The Study of Law


Law is a system of rules and regulations created by a society that regulates behavior and enforces order through penalties. These rules can be made by a legislature (legislators) or, as with the U.S. constitution, by a constitutional convention. The term can also be applied to any strong rule that an authority establishes and must be obeyed, including rules that are inherently moral or intuitive. For example, the law of self-preservation may be considered a natural law that must be obeyed by all human beings.

In the broadest sense of the word, law encompasses all government activities that aim to provide a stable environment in which citizens can live and work. For instance, a government might create laws that guarantee civil rights or criminal justice or laws that protect the environment. But it can also create laws to punish those who commit offenses, such as the law of war.

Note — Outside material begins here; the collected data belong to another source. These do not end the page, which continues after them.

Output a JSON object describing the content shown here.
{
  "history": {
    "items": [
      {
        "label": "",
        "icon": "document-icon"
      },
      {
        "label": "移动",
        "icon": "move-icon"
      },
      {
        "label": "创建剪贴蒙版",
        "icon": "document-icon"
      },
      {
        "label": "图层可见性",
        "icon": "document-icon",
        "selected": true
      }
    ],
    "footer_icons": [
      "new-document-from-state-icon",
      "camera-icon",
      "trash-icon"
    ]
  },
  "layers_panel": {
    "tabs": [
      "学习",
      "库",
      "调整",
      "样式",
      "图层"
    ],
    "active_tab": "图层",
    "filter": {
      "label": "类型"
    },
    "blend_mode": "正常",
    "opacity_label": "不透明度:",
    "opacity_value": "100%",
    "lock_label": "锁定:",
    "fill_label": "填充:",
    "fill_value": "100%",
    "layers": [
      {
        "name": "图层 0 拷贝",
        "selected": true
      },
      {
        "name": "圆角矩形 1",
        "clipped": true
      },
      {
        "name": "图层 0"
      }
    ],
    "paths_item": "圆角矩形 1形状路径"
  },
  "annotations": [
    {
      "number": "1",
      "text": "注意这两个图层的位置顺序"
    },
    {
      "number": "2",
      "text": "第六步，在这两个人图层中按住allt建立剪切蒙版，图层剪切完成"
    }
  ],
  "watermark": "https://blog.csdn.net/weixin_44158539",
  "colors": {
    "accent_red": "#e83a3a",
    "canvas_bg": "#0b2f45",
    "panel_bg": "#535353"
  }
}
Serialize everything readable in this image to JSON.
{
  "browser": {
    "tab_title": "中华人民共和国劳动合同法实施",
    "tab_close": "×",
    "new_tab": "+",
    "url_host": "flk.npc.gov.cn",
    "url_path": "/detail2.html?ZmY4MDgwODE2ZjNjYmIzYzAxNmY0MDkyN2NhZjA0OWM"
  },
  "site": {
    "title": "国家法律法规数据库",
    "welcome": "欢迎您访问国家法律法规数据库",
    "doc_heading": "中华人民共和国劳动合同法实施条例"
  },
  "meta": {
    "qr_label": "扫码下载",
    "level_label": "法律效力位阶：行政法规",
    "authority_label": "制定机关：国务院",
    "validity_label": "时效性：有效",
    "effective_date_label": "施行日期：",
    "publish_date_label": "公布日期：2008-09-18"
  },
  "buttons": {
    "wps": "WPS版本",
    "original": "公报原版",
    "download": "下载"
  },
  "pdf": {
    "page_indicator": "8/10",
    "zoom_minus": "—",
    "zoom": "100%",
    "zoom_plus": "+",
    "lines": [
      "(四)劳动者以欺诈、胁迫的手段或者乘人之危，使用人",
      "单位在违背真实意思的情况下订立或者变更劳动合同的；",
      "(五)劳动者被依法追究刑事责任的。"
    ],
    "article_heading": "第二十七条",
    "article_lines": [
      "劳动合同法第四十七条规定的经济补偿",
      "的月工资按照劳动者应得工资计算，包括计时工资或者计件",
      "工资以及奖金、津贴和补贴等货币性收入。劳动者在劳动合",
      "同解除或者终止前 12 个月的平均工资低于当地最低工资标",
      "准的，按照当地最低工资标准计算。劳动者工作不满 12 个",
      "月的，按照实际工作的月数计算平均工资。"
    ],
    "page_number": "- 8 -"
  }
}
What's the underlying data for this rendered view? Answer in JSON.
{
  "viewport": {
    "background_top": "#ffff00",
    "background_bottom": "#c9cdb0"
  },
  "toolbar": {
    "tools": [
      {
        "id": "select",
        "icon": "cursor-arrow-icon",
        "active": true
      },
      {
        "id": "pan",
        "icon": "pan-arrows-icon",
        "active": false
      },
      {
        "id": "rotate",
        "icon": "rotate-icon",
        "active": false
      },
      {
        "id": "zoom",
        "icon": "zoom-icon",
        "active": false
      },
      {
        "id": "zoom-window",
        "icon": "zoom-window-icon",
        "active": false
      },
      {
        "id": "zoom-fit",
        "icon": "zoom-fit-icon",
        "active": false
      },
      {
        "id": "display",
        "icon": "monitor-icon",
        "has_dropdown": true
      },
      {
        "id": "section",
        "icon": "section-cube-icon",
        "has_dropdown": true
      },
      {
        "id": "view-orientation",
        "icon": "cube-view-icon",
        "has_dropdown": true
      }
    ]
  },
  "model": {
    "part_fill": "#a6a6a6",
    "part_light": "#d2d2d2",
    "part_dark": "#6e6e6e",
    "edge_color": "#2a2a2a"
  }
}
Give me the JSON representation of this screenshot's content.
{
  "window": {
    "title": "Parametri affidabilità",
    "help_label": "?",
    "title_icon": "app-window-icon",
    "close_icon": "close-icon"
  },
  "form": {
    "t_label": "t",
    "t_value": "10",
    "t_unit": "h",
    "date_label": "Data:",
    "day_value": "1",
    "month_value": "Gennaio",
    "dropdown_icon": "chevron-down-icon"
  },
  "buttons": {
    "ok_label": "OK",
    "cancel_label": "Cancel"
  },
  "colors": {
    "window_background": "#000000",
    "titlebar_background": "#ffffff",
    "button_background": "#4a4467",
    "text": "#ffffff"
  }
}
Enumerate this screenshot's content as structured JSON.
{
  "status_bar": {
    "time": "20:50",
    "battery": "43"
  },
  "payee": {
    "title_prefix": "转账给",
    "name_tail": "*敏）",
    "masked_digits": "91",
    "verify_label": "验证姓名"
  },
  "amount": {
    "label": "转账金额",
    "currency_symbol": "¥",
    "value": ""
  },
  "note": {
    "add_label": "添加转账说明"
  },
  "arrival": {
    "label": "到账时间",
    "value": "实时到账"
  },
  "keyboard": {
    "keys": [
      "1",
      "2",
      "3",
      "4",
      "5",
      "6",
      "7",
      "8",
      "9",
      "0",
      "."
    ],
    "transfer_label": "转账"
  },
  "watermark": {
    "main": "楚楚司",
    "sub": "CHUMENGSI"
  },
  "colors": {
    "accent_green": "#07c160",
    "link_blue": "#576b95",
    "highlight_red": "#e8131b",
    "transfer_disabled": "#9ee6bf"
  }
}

A legal system is a set of rules that governs a nation and its citizens, and is often enforced by a central power through the military or a police force. Many countries have a constitution that codifies a government’s structure and principles, and enshrines certain rights that all citizens must be guaranteed by the state.

The study of law involves an understanding of the complexities and ambiguities of these systems, including the ways that law shapes politics, economics, history and culture in different nations. It also explores the limits of what is enforceable by a given political entity, such as the ability to limit the extension of government power to private corporations or individuals.

Some governments use a common law system, which relies on decisions by judges in cases that are brought to trial. These decisions are collected into a body of law called case law. The principle of stare decisis, which dictates that higher courts’ decisions will bind lower ones, is a key part of this system. Other countries, such as Japan, have a civil law system, which relies on legislative statutes to determine how judges must decide cases.

Other fields in the study of law include labor law, which concerns a tripartite relationship between employee, employer and trade union; family law; constitutional law; administrative law, which deals with the operations of government; and criminal law. Criminal law includes the laws that prosecute crimes, such as homicide or burglary; tort law is a branch of law that provides compensation for those who have been harmed by another person or company; and evidence law, which determines what material will be admissible in court for a case to be built.

The law is an essential element of any society, and the study of it is vitally important. The complexities of law are inextricably linked to other areas of knowledge. For instance, social restrictions and the way that people live together are influenced by laws, and these in turn shape the way that law is made. Likewise, the way that laws are enforced is an indicator of how stable or unstable a society’s government is.